Ирина посмотрела на него очень пристально. Умела она делать такой взгляд в те еще времена, когда была просто подругой Новикова, ничем не проявив свою истинную сущность, а Олег каждый раз обмирал от вожделения, встречаясь в компаниях.
— Сцена, говоришь? На Юлию Борисову тяну? Уже хорошо. Значит, на завтрак, колонной по одному. Хорошо бы с песней, но на первый случай можно и так. А чтобы дальше недоразумений не возникало, вспомните слова любимого персонажа. «Командовать парадом буду я!» Отныне и до особого распоряжения.
Антон явился в рубку «Призрака» меньше чем через час после последнего с ним разговора (по судовым часам). Выглядел он довольным и одновременно слегка встревоженным. Я такие нюансы настроений давно научился различать и классифицировать. Следовало понимать, что основная акция ему удалась, но при этом имели место непредвиденные осложнения, не носящие, впрочем фатального характера.

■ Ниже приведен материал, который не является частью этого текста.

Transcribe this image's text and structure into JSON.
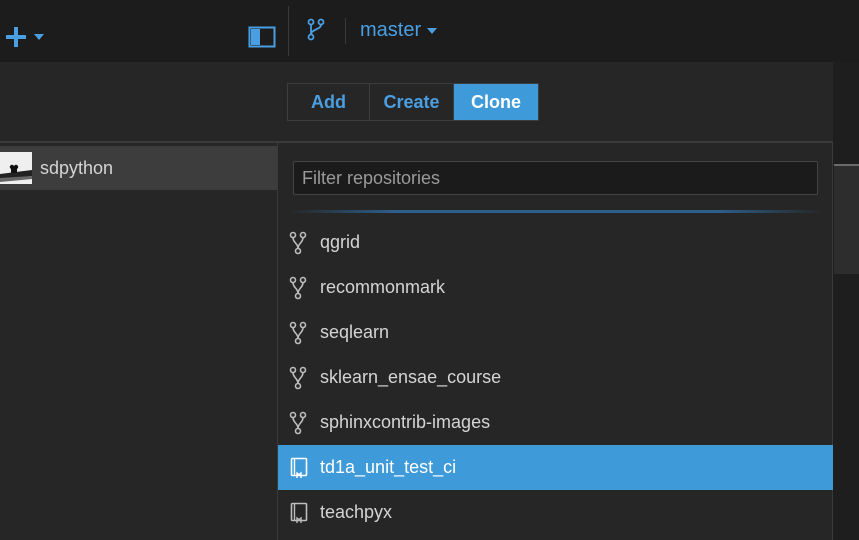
{
  "toolbar": {
    "add_icon": "plus-icon",
    "branch": "master"
  },
  "sidebar": {
    "account": "sdpython"
  },
  "tabs": {
    "add": "Add",
    "create": "Create",
    "clone": "Clone",
    "active": "Clone"
  },
  "filter": {
    "placeholder": "Filter repositories"
  },
  "repos": [
    {
      "name": "qgrid",
      "icon": "fork-icon",
      "selected": false
    },
    {
      "name": "recommonmark",
      "icon": "fork-icon",
      "selected": false
    },
    {
      "name": "seqlearn",
      "icon": "fork-icon",
      "selected": false
    },
    {
      "name": "sklearn_ensae_course",
      "icon": "fork-icon",
      "selected": false
    },
    {
      "name": "sphinxcontrib-images",
      "icon": "fork-icon",
      "selected": false
    },
    {
      "name": "td1a_unit_test_ci",
      "icon": "repo-icon",
      "selected": true
    },
    {
      "name": "teachpyx",
      "icon": "repo-icon",
      "selected": false
    }
  ],
  "colors": {
    "accent": "#3e9ad8",
    "link": "#4a9fe3",
    "background": "#262626"
  }
}
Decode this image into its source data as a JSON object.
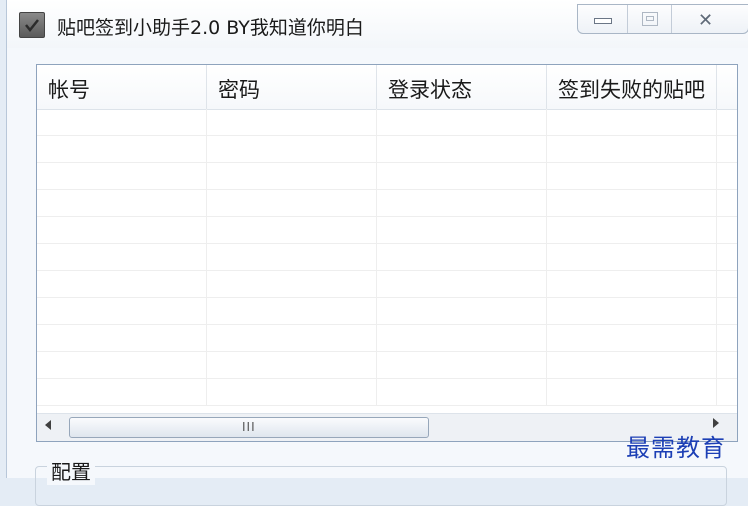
{
  "window": {
    "title": "贴吧签到小助手2.0  BY我知道你明白",
    "app_icon": "checkbox-icon",
    "caption_buttons": [
      "minimize-icon",
      "maximize-icon",
      "close-icon"
    ],
    "close_glyph": "✕"
  },
  "listview": {
    "columns": [
      "帐号",
      "密码",
      "登录状态",
      "签到失败的贴吧"
    ],
    "rows": [],
    "scroll_grip": "III"
  },
  "config": {
    "group_label": "配置"
  },
  "watermark": "最需教育"
}
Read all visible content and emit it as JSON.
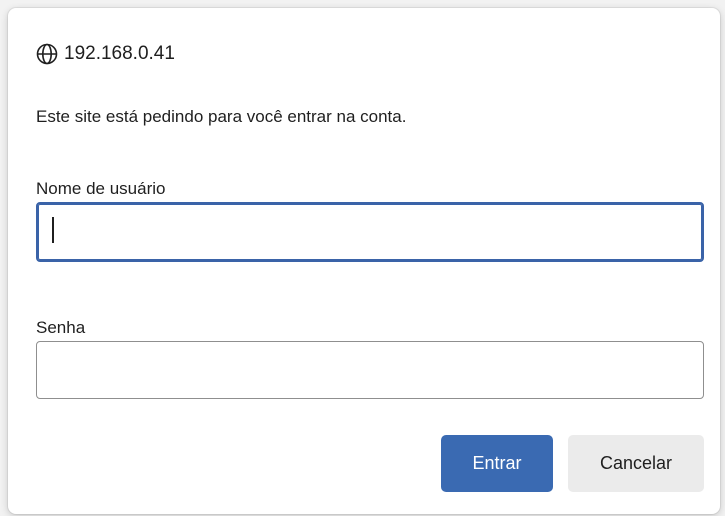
{
  "dialog": {
    "origin": "192.168.0.41",
    "origin_icon": "globe-icon",
    "message": "Este site está pedindo para você entrar na conta.",
    "username": {
      "label": "Nome de usuário",
      "value": ""
    },
    "password": {
      "label": "Senha",
      "value": ""
    },
    "buttons": {
      "submit": "Entrar",
      "cancel": "Cancelar"
    }
  },
  "colors": {
    "accent": "#3a6ab2",
    "focus_border": "#3a63a8",
    "secondary_button": "#ebebeb"
  }
}
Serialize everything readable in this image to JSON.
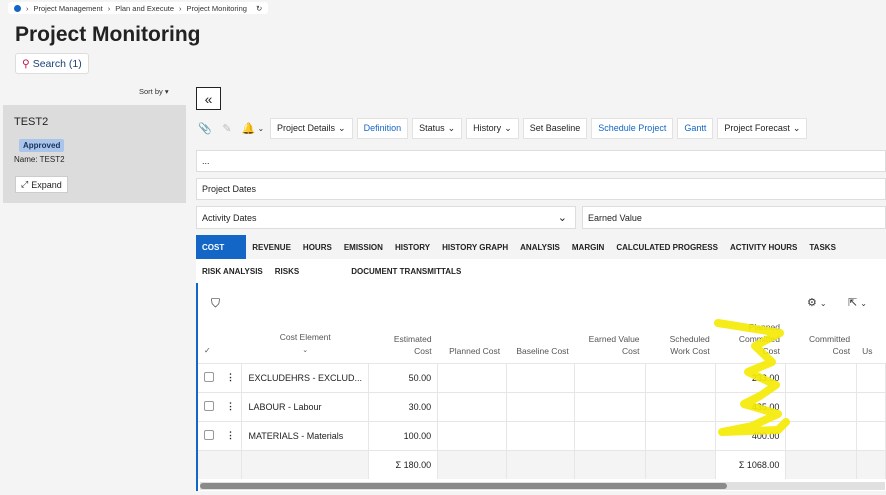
{
  "breadcrumb": {
    "items": [
      "Project Management",
      "Plan and Execute",
      "Project Monitoring"
    ]
  },
  "page_title": "Project Monitoring",
  "search_label": "Search (1)",
  "sort_label": "Sort by",
  "project_card": {
    "name": "TEST2",
    "status": "Approved",
    "name_line": "Name:  TEST2",
    "expand_label": "Expand"
  },
  "toolbar": {
    "project_details": "Project Details",
    "definition": "Definition",
    "status": "Status",
    "history": "History",
    "set_baseline": "Set Baseline",
    "schedule_project": "Schedule Project",
    "gantt": "Gantt",
    "project_forecast": "Project Forecast"
  },
  "ellipsis": "...",
  "project_dates": "Project Dates",
  "activity_dates": "Activity Dates",
  "earned_value": "Earned Value",
  "tabs_row1": [
    "COST",
    "REVENUE",
    "HOURS",
    "EMISSION",
    "HISTORY",
    "HISTORY GRAPH",
    "ANALYSIS",
    "MARGIN",
    "CALCULATED PROGRESS",
    "ACTIVITY HOURS",
    "TASKS"
  ],
  "tabs_row2": [
    "RISK ANALYSIS",
    "RISKS",
    "DOCUMENT TRANSMITTALS"
  ],
  "table": {
    "headers": {
      "cost_element": "Cost Element",
      "estimated_cost": "Estimated Cost",
      "planned_cost": "Planned Cost",
      "baseline_cost": "Baseline Cost",
      "earned_value_cost": "Earned Value Cost",
      "scheduled_work_cost": "Scheduled Work Cost",
      "planned_committed_cost": "Planned Committed Cost",
      "committed_cost": "Committed Cost",
      "next": "Us"
    },
    "rows": [
      {
        "cost_element": "EXCLUDEHRS - EXCLUD...",
        "estimated": "50.00",
        "planned_committed": "233.00"
      },
      {
        "cost_element": "LABOUR - Labour",
        "estimated": "30.00",
        "planned_committed": "435.00"
      },
      {
        "cost_element": "MATERIALS - Materials",
        "estimated": "100.00",
        "planned_committed": "400.00"
      }
    ],
    "totals": {
      "estimated": "Σ 180.00",
      "planned_committed": "Σ 1068.00"
    }
  },
  "colors": {
    "accent": "#1366c6",
    "highlight": "#f5ea00"
  }
}
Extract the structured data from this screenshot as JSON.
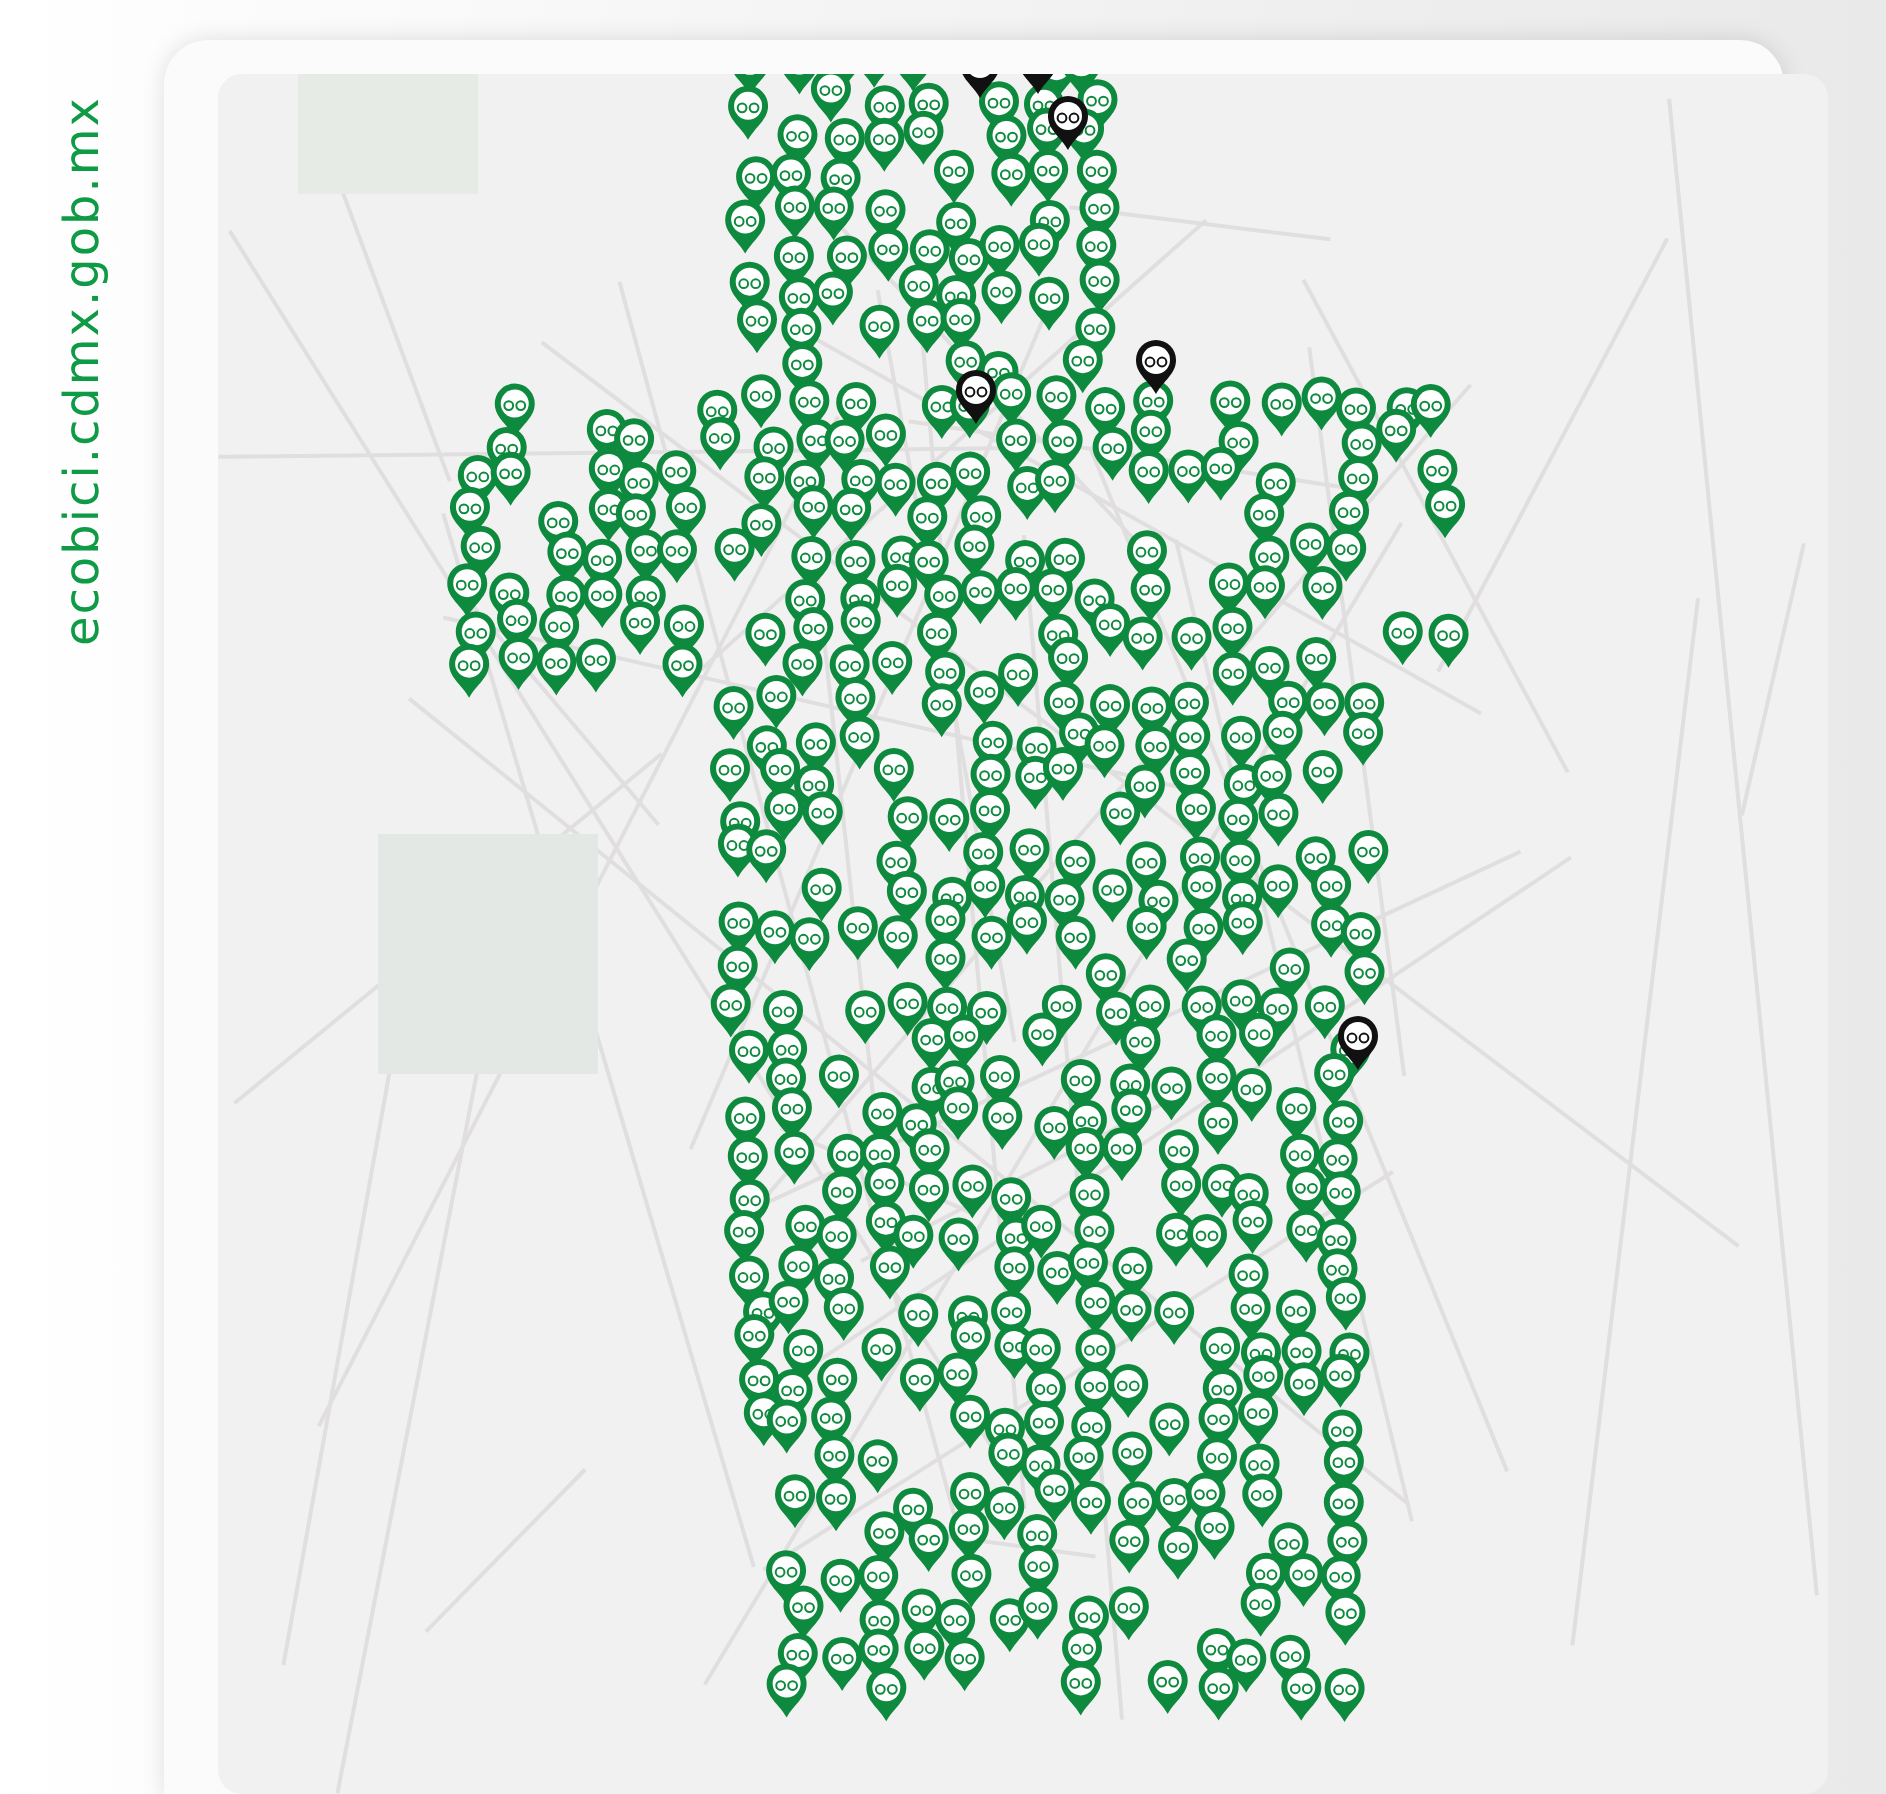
{
  "site_label": "ecobici.cdmx.gob.mx"
}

Сейчас он был отвратительно (по корабельным меркам, где чистоту принято проверять носовым платочком или белыми перчатками) грязный, испачканный всем, что можно нацеплять на себя в канализационных коллекторах тех еще времен, когда они исполнялись в виде уменьшенной копии метрополитена. Только — куда более разветвленного. Да еще, пожалуй, его достала контузия неизвестного мне происхождения.
Я по природе не грубиян, а все же не отказал себе в удовольствии.
— Время теперь уже терпит, коллега, так не сходить ли тебе предварительно привести себя в порядок? Прямо по трапу вниз, и любая мужская каюта в твоем распоряжении. Ванна, душ, свежее исподнее и судовая форма. После чего и побеседуем. Не против?
Он кивнул и исчез, а я почувствовал легкое удовлетворение. Не все же нас мордой в пол, можем иногда и мы. Тем более — никто не придерется, исключительно — забота о ближнем. Да и с точки зрения старой флотской службы, на боевых кораблях в «прогарной робе» из низов на мостик вылезти без особых причин — уже потрясение основ. А в подобном виде?!
Прямо как в анекдоте: «Все в дерьме, а я весь в белом!»
Мундир, правда, на мне был не белый, а светло-синий, это мы тоже придумали в молодости, все «сроки» формы на все случаи жизни на «Призраке». Белые китель, брюки, туфли и рубашка при голубом галстуке — парадная для южного европейского климата, а вот темно-голубая, или светло-синяя, как кому нравится, при белой же рубашке и черных туфлях — для не совсем парадных случаев в умеренных широтах. Для самых парадных — традиционно черная с золотыми нашивками. Но это все детали, к случаю вспомнившиеся.
А вот палубу за ним мне сейчас веревочной шваброй прибирать придется, больше некому. «У нищих слуг нет».
Зато я понял главное — то, что требовалось, Антон принес.
Я обернулся к креслу, где сидел Сашка. Он спал. Удобно устроившись в кресле, подложив ладонь под щеку и слегка похрапывая. Обычным сном, наведенным или провидческим — я не знал. Но от появления Антона он не проснулся. Хорошо это, плохо ли — пока непонятно.